Musings from a Makerspace newbie

In the Library, my role requires some very distinct pieces – one of which is collaborating with staff and students.  Within this role, I have always worked to innovate and “think outside the box” (cliche yes, but stick around… I promise there’s more than cliche’s here!)

My favourite opportunities come up when teachers come to me and say “I don’t know what to do with…”.  To me, this is an invitation to try something new!

As a Teacher-Librarian, I make a concerted effort to evaluate and adapt my practice always.

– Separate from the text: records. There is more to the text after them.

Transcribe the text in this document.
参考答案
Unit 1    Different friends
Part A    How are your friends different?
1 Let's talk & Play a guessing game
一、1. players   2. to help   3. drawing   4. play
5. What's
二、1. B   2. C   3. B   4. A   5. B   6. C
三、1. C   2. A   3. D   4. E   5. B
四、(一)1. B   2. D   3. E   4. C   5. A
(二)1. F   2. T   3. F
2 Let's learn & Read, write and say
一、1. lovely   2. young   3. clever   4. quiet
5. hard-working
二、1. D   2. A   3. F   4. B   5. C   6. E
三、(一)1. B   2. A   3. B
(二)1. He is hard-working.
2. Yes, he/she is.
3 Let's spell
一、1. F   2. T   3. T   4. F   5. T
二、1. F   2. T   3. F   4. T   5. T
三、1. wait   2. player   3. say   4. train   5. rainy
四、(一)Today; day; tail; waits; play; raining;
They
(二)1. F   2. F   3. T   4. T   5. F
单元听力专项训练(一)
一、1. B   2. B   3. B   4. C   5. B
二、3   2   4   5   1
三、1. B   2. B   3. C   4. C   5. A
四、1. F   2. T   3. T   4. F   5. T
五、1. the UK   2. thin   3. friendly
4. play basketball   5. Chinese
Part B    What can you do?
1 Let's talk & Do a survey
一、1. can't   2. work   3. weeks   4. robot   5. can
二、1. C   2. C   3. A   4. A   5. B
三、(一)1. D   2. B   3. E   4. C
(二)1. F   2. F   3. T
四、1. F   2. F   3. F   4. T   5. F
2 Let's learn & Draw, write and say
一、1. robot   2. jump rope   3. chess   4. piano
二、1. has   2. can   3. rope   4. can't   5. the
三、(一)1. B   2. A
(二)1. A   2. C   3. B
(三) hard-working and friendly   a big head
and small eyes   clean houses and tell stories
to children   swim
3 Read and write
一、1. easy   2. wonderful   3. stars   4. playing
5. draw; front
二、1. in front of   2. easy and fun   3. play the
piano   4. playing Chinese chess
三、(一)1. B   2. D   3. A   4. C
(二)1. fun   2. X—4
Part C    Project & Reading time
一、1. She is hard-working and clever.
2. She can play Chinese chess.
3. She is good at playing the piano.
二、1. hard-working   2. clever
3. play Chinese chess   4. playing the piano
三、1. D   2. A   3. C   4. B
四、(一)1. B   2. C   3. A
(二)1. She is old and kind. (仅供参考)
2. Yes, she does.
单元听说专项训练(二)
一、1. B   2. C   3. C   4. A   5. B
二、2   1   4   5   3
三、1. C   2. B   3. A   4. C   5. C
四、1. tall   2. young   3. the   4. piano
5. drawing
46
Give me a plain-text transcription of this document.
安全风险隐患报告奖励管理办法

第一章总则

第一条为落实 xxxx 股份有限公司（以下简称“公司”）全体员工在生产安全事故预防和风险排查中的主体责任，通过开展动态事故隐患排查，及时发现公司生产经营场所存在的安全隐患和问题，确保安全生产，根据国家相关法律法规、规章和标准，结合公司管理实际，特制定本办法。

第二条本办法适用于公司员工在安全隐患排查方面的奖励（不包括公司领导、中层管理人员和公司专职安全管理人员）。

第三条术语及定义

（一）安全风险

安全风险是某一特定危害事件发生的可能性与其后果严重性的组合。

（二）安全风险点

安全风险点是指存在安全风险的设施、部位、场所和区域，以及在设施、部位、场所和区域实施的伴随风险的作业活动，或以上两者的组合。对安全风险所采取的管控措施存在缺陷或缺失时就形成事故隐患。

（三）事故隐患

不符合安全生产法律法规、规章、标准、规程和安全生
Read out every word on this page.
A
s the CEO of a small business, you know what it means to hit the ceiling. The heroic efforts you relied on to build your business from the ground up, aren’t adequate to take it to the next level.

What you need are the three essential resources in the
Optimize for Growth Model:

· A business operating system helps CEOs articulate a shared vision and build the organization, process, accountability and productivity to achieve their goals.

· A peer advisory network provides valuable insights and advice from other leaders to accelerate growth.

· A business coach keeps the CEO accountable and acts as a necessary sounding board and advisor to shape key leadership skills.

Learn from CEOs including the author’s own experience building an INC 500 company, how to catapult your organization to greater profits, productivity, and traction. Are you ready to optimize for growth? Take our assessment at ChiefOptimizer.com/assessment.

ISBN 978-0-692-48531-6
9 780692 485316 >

I’ve done Genius hour in the past, and have had success with classrooms I have introduced it to  – but to my knowledge, it hasn’t really ‘stuck’ with any classrooms yet.

Makerspaces has been in the back of my mind for a while (I’ve previously blogged about this).  It’s been a long time coming, and I’ve gone back and forth and back again about logistics, what to include, who to include, and the best duration.  I actually got so caught up in looking for all the answers that my Makerspace month almost never happened!

Ultimately, I made a connection, which led to an expert coming into the school a few afternoons- so I went for it!  I posted a schedule, and asked classroom teachers to sign up for as many (or few) times that worked for them.

The Good 

What were the positives for Makerspace madness month?

Logistics:  I asked classrooms to sign up with their buddies (bigs with littles) – the most successful maker times were when these groups were working together.  Additionally, I had them set up as 45 minute blocks

Students were engaged in the activities!

I should qualify this, it is not just my perception that students were engaged – we had roughly 50 students at a time participating, and on more than one occasion, more than one teacher came to me and shared that they saw all of their kids engaged!

Oh the problems that they solved!

On any given day, I had about 6 stations set up.  The main-stays included: Lego building, ‘Tech Space’ (using Sphero’s, Makey-Makeys…), Computer coding, and cardboard creating.  Additionally I had, paper crafts, origami, beading, duct-tape, 3D printing pens, clay-creations.

The first week was a completely open week (go where you want, play and create)!  Subsequent weeks saw ‘challenges’:  Week 2 included creating structures at any of the stations, Week 3 was creature creation week, and Week 4 allowed students to revisit any of the previous challenges they didn’t previously do.

I was also fortunate because each time our expert visited, he taught/challenged students to use some of our ‘tech tools’ differently.  Students used Spheros, and attempted to guide them around tracks, they learned how to complete a circuit to set up Makey-Makeys, and used the Dash and Dot.

What was really remarkable about students using these tools, is that after having a little support from the expert, they were able to utilize what he taught them, and problem solve to go further!  Student’s created drum sets with banana’s (on their own), they were able to make the Dash and Dot robot speak (something neither the expert nor I knew it could do)!  This was learning in action – and it was tremendous to see!

What should be done differently?

Following Makerspace madness month, I immediately asked the teachers who participated (and their students) to complete a quick feedback form.

Some of the feedback included:

  • they would like more time so they could experience more stations
  • it may be nice to display student creations somewhere
  • more supplies (beads, legos, and additional crafting supplies)

As I considered this, I realized that I was worried about the students becoming ‘bored’ with stations, so I was switching them out each week, however, it seems that might have been too quick.  Next time, I would try keeping the same stations on a two week rotation so students can really have the time to engage with more of the stations.  How do you run your maker stations?  Do you change them out at regular intervals, or are they ‘permanent’?

Displaying student creations has me thinking two things:  1.) I was posting different creations and activities via Twitter, is that enough?  2.) If I display student creations, will that limit or ‘direct’ students thinking as to what they should create?

The biggest piece of my learning for this month came on the logistics end – if you provide it, they will use it!  In addition to the supplies I was able to gather from staff, there were several trips to nearby dollar stores throughout the month – and even though it was the dollar store, it was not a cheap month!  I was running short of supplies often, and even when I thought I was buying more, I was still running out of things from time to time.

One possible solution, which I didn’t do this time, was request supply donations (craft supplies) from families to help defray the costs.  Aside from that, I’m wondering if anyone has some creative ideas to help defray the costs associated with Makerspaces?